Monday, December 29, 2008
Learning How to Learn
i realized something over the past few months. after years of responding to the questions, “what’s your major?” followed by “why a religion and communications double major?”, i’ve realized that knowledge in any field applies directly to any other field. for instance, my religion major has happened to equip me very well for certain aspects of business, particularly sales. so how does karl bart’s theology correlate with sales pitches?
here at calvin, the religion department routinely hands out the lowest GPAs. i think that’s because all students are required to take a 100-level and a 200-level religion course as part of their core requirement. and contrary to other core courses, religion faculty don’t lower their expectations just because most of their students aren’t religion majors. the courses are tough: students are expected to read some really dense articles, regurgitate the information in thorough tests, and churn out several research papers within a semester. if i find these courses difficult as a religion major, i can’t imagine how non-religion majors are faring. i’ve heard plenty of complaints, and i know my GPA would be a lot better if i didn’t take religion classes.
but calvin’s religion department is incredible, and i wouldn’t be studying here if i wasn’t majoring in religion. the department equips people for sales pitches in two ways. first, religion rewards diligence, and second, religion improves writing skills. i have some friends who participated in southwestern company’s internship program. for an entire summer, they worked 70-80 hours over a six-day week doing door-to-door sales. before they hit the streets, they go through the company’s orientation program. if i recall correctly, one of the rules-of-thumbs that the company teaches them is that ~15% of the people they approach simply will not buy the product. meanwhile, ~15% of those they approach will buy the product, just because they show up. your sales pitch determines what happens with the remaining 70%. the top interns earn $40,000+ in one summer because they’ve developed excellent pitches.
i have a lot of respect for southwestern interns, and they’ve taught me a lot about sales. the main lesson is that hard work pays off. even the worst southwestern intern can make a few thousand dollars in a summer if they spend 80 hours a week knocking on doors. it’s a bit of a shotgun approach—by virtue of statistics, ~15% of the doors they knock on will result in a successful sale. so they knock on a lot of doors. just like in calvin’s religion classes, diligence pays off. if students follow their professor’s advice and start their research papers two weeks before the deadline, they’ll earn a good grade.
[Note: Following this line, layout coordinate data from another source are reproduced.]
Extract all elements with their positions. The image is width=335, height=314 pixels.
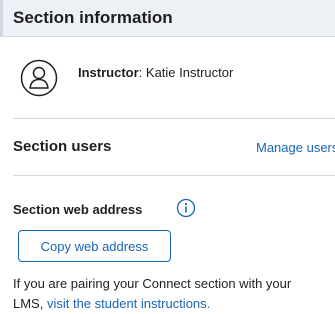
instructor-separator: :: [138, 65, 146, 80]
instructor-label: Instructor: [78, 65, 139, 80]
copy-web-address-button[interactable]: Copy web address: [18, 230, 171, 262]
page-title: Section information: [13, 8, 173, 27]
pairing-text-line2: LMS,: [13, 296, 44, 311]
info-icon[interactable]: [176, 198, 196, 218]
pairing-text-line1: If you are pairing your Connect section …: [13, 276, 292, 291]
instructor-info: Instructor: Katie Instructor: [78, 65, 233, 80]
section-info-header: Section information: [0, 0, 335, 37]
user-avatar-icon: [20, 59, 58, 97]
pairing-instructions: If you are pairing your Connect section …: [13, 274, 335, 314]
divider: [13, 175, 335, 176]
section-web-address-heading: Section web address: [13, 202, 143, 217]
manage-users-link[interactable]: Manage users: [256, 140, 335, 155]
instructor-name: Katie Instructor: [145, 65, 234, 80]
divider: [13, 118, 335, 119]
section-users-heading: Section users: [13, 138, 112, 155]
student-instructions-link[interactable]: visit the student instructions.: [47, 296, 210, 311]
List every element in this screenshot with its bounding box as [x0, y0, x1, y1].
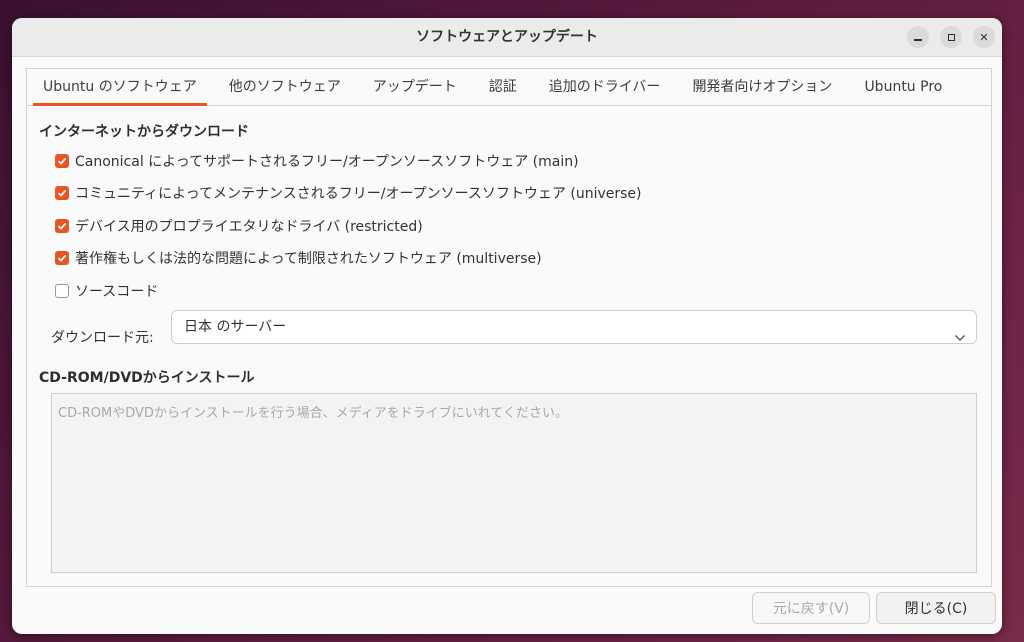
tab-additional-drivers[interactable]: 追加のドライバー	[533, 69, 677, 105]
tab-ubuntu-software[interactable]: Ubuntu のソフトウェア	[27, 69, 213, 106]
cdrom-heading: CD-ROM/DVDからインストール	[39, 370, 255, 386]
revert-button[interactable]: 元に戻す(V)	[752, 592, 870, 624]
option-restricted-label: デバイス用のプロプライエタリなドライバ (restricted)	[75, 219, 423, 235]
download-source-select[interactable]: 日本 のサーバー	[171, 310, 977, 344]
cdrom-placeholder: CD-ROMやDVDからインストールを行う場合、メディアをドライブにいれてくださ…	[58, 406, 568, 421]
option-multiverse[interactable]: 著作権もしくは法的な問題によって制限されたソフトウェア (multiverse)	[55, 248, 542, 268]
maximize-icon	[947, 33, 955, 41]
download-source-value: 日本 のサーバー	[184, 319, 287, 335]
minimize-icon	[914, 39, 922, 41]
close-window-button[interactable]: ✕	[973, 26, 995, 48]
software-updates-window: ソフトウェアとアップデート ✕ Ubuntu のソフトウェア 他のソフトウェア …	[12, 18, 1002, 634]
cdrom-media-list[interactable]: CD-ROMやDVDからインストールを行う場合、メディアをドライブにいれてくださ…	[51, 393, 977, 573]
tab-ubuntu-pro[interactable]: Ubuntu Pro	[848, 69, 958, 105]
download-heading: インターネットからダウンロード	[39, 124, 249, 140]
titlebar[interactable]: ソフトウェアとアップデート ✕	[12, 18, 1002, 57]
tab-updates[interactable]: アップデート	[357, 69, 473, 105]
close-button[interactable]: 閉じる(C)	[876, 592, 996, 624]
minimize-button[interactable]	[907, 26, 929, 48]
tab-bar: Ubuntu のソフトウェア 他のソフトウェア アップデート 認証 追加のドライ…	[27, 69, 991, 106]
close-icon: ✕	[979, 30, 989, 44]
option-main-label: Canonical によってサポートされるフリー/オープンソースソフトウェア (…	[75, 154, 579, 170]
option-restricted[interactable]: デバイス用のプロプライエタリなドライバ (restricted)	[55, 216, 423, 236]
checkbox-unchecked-icon[interactable]	[55, 284, 69, 298]
tab-notebook: Ubuntu のソフトウェア 他のソフトウェア アップデート 認証 追加のドライ…	[26, 68, 992, 587]
option-universe[interactable]: コミュニティによってメンテナンスされるフリー/オープンソースソフトウェア (un…	[55, 183, 642, 203]
option-source-code-label: ソースコード	[75, 284, 159, 300]
option-universe-label: コミュニティによってメンテナンスされるフリー/オープンソースソフトウェア (un…	[75, 186, 642, 202]
option-source-code[interactable]: ソースコード	[55, 281, 158, 301]
checkbox-checked-icon[interactable]	[55, 154, 69, 168]
window-title: ソフトウェアとアップデート	[416, 29, 598, 45]
download-source-label: ダウンロード元:	[51, 330, 154, 346]
option-main[interactable]: Canonical によってサポートされるフリー/オープンソースソフトウェア (…	[55, 151, 579, 171]
maximize-button[interactable]	[940, 26, 962, 48]
checkbox-checked-icon[interactable]	[55, 186, 69, 200]
checkbox-checked-icon[interactable]	[55, 219, 69, 233]
tab-other-software[interactable]: 他のソフトウェア	[213, 69, 357, 105]
tab-developer-options[interactable]: 開発者向けオプション	[676, 69, 848, 105]
checkbox-checked-icon[interactable]	[55, 251, 69, 265]
chevron-down-icon	[954, 322, 966, 354]
option-multiverse-label: 著作権もしくは法的な問題によって制限されたソフトウェア (multiverse)	[75, 251, 542, 267]
tab-authentication[interactable]: 認証	[473, 69, 533, 105]
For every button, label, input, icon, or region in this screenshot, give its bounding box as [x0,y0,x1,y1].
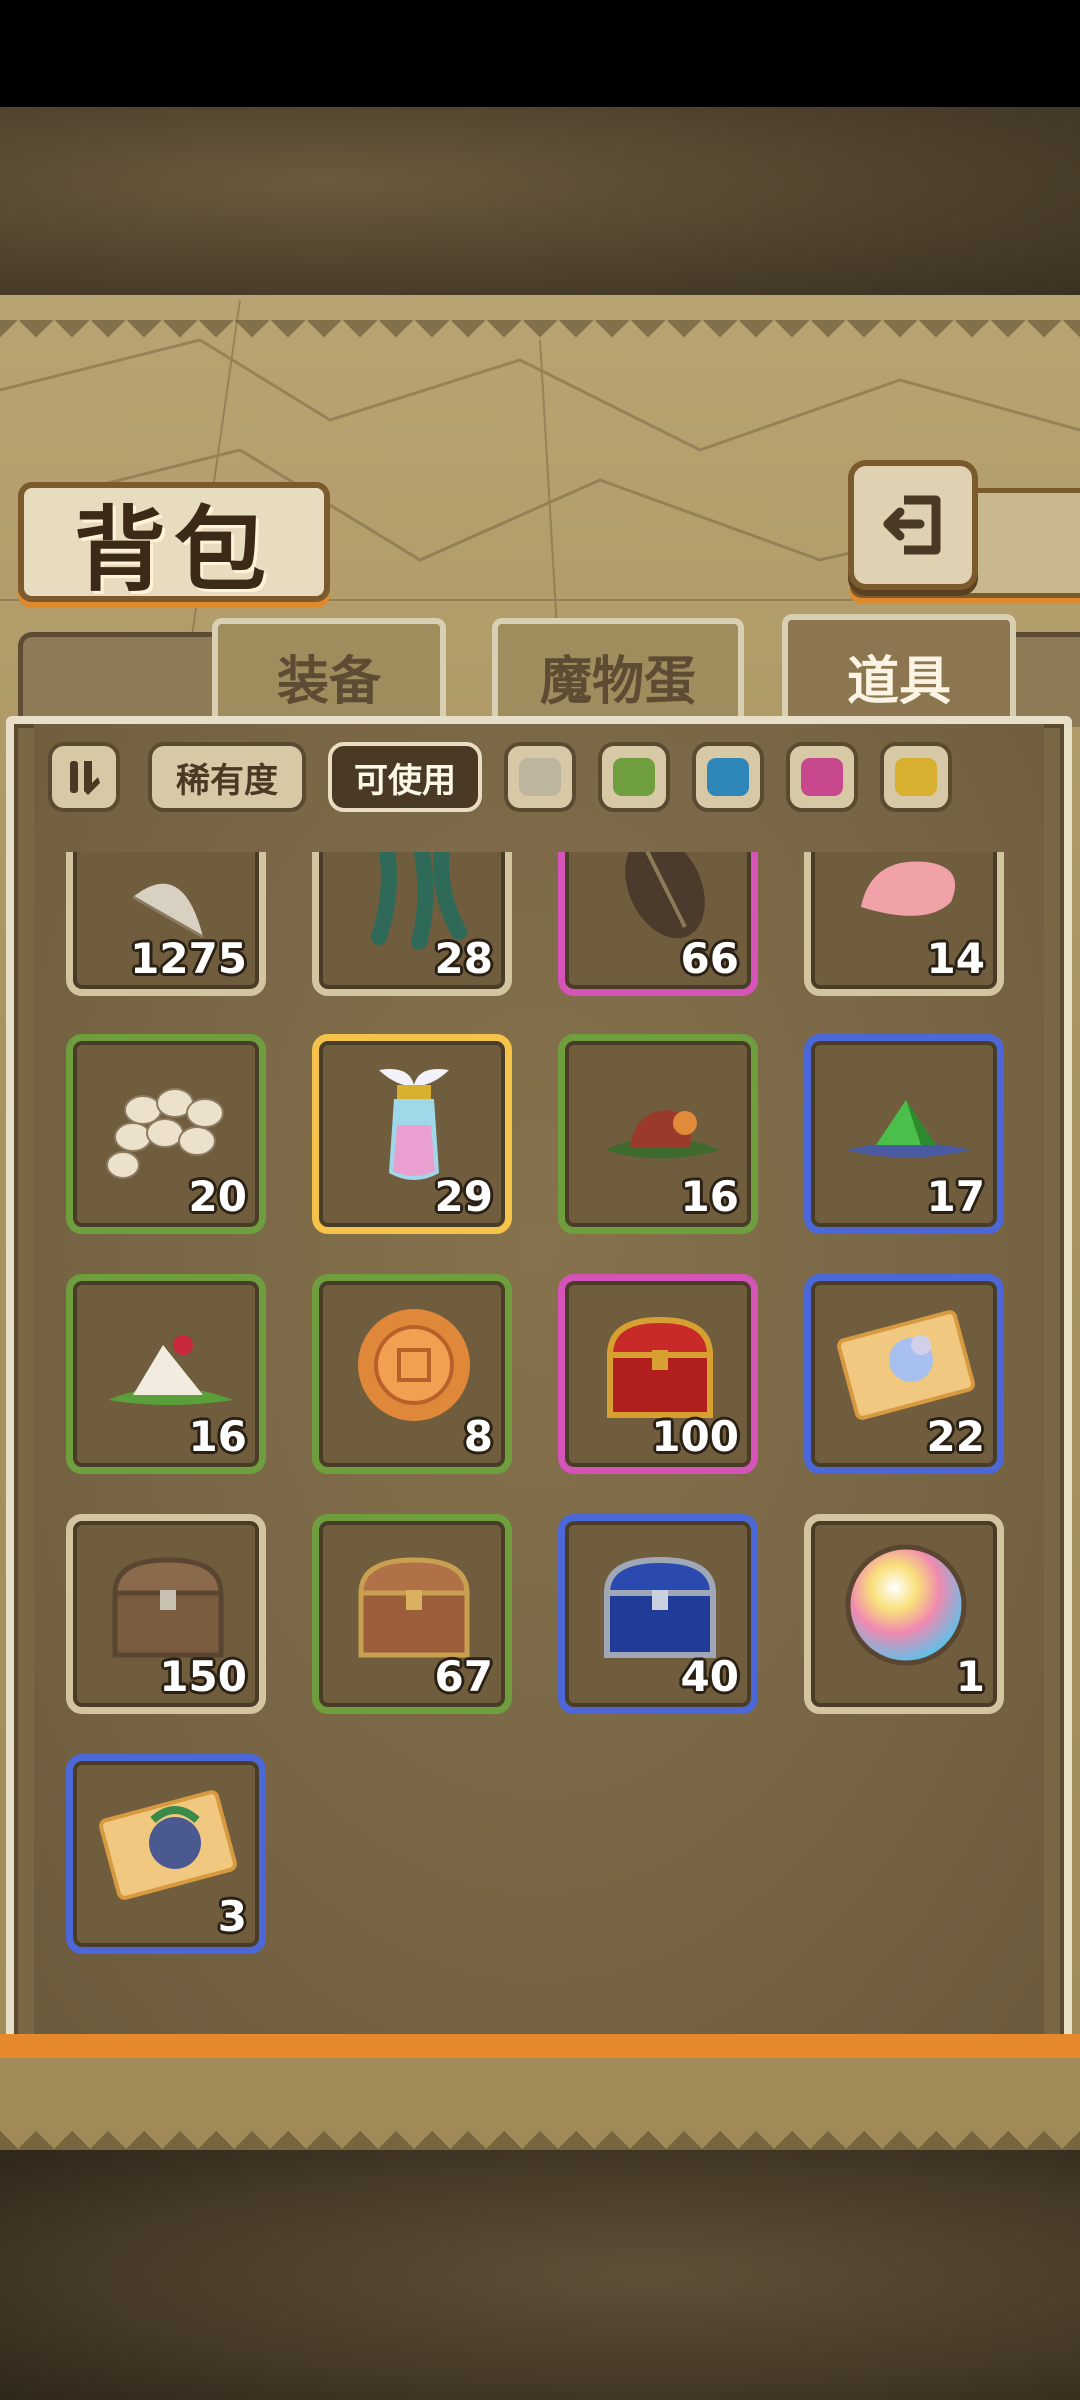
color-swatch [519,758,561,796]
item-slot[interactable]: 100 [558,1274,758,1474]
color-swatch [707,758,749,796]
item-slot[interactable]: 20 [66,1034,266,1234]
item-count: 16 [680,1172,739,1221]
status-bar [0,0,1080,107]
item-slot[interactable]: 8 [312,1274,512,1474]
item-count: 8 [463,1412,493,1461]
tab-items-label: 道具 [846,651,951,712]
item-count: 20 [188,1172,247,1221]
item-slot[interactable]: 16 [66,1274,266,1474]
filter-gray-button[interactable] [504,742,576,812]
sort-toggle-icon [70,761,100,795]
tab-monster-eggs[interactable]: 魔物蛋 [492,618,744,729]
rarity-sort-button[interactable]: 稀有度 [148,742,306,812]
item-grid: 1275 28 66 14 20 29 16 17 16 8 100 22 15… [30,852,1050,2012]
color-swatch [895,758,937,796]
back-button[interactable] [848,460,978,590]
item-slot[interactable]: 40 [558,1514,758,1714]
map-background-top [0,107,1080,295]
item-count: 66 [680,934,739,983]
item-slot[interactable]: 29 [312,1034,512,1234]
item-count: 150 [159,1652,247,1701]
zigzag-border-top [0,320,1080,354]
item-count: 22 [926,1412,985,1461]
color-swatch [613,758,655,796]
item-slot[interactable]: 1 [804,1514,1004,1714]
color-swatch [801,758,843,796]
zigzag-border-bottom [0,2110,1080,2150]
sort-order-button[interactable] [48,742,120,812]
item-slot[interactable]: 22 [804,1274,1004,1474]
filter-green-button[interactable] [598,742,670,812]
item-slot[interactable]: 16 [558,1034,758,1234]
map-background-bottom [0,2150,1080,2400]
item-slot[interactable]: 66 [558,852,758,996]
item-count: 40 [680,1652,739,1701]
filter-gold-button[interactable] [880,742,952,812]
tab-spacer-right [1010,632,1080,727]
item-count: 16 [188,1412,247,1461]
title-plate: 背包 [18,482,330,604]
item-slot[interactable]: 3 [66,1754,266,1954]
item-count: 1275 [130,934,247,983]
item-count: 67 [434,1652,493,1701]
tab-equipment-label: 装备 [276,652,381,712]
item-count: 29 [434,1172,493,1221]
tab-items[interactable]: 道具 [782,614,1016,732]
back-arrow-icon [883,495,941,555]
item-slot[interactable]: 28 [312,852,512,996]
tab-equipment[interactable]: 装备 [212,618,446,729]
item-count: 100 [651,1412,739,1461]
item-count: 17 [926,1172,985,1221]
panel-bottom-edge [0,2034,1080,2058]
tab-spacer [18,632,223,727]
item-count: 1 [955,1652,985,1701]
item-slot[interactable]: 14 [804,852,1004,996]
usable-filter-button[interactable]: 可使用 [328,742,482,812]
item-slot[interactable]: 150 [66,1514,266,1714]
item-count: 3 [217,1892,247,1941]
filter-purple-button[interactable] [786,742,858,812]
item-slot[interactable]: 67 [312,1514,512,1714]
item-count: 14 [926,934,985,983]
page-title: 背包 [73,496,274,604]
filter-blue-button[interactable] [692,742,764,812]
item-count: 28 [434,934,493,983]
tab-monster-eggs-label: 魔物蛋 [539,652,696,712]
item-slot[interactable]: 17 [804,1034,1004,1234]
item-slot[interactable]: 1275 [66,852,266,996]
of course, you’ll still need to be a decent writer, and that’s what high school and calvin’s english 101 course is for. like i said before, religion classes hone your writing skills. religion professors expect polished and well-researched papers, and they’ll dock big points if any student falls short of their standards. every point needs to be backed up, and all points must contribute to a logical conclusion. if the professor isn’t convinced by the student’s arguments, the student will receive a low grade. no if, ands, or buts—enough religion professors have already been placed on probation by calvin’s administration for flunking large numbers of students. just like how religion professors won’t accept a poorly-argued paper, potential customers will reject poorly-argued sales pitches. southwestern interns give their pitches in person, not on paper. i’m hoping to reach that level one day, because i think giving pitches in person is much harder than pitching by e-mail. at least with an e-mail pitch, i can leverage my religion-influenced writing skills.
i never expected any of this when i signed up for religion. but by sticking with a good program, i realized that the skills i’m developing can equip me for opportunities in many different fields. after all, i can’t go wrong with learning how to sell—within the next few years, i’ll be selling myself to various employers and/or grad schools.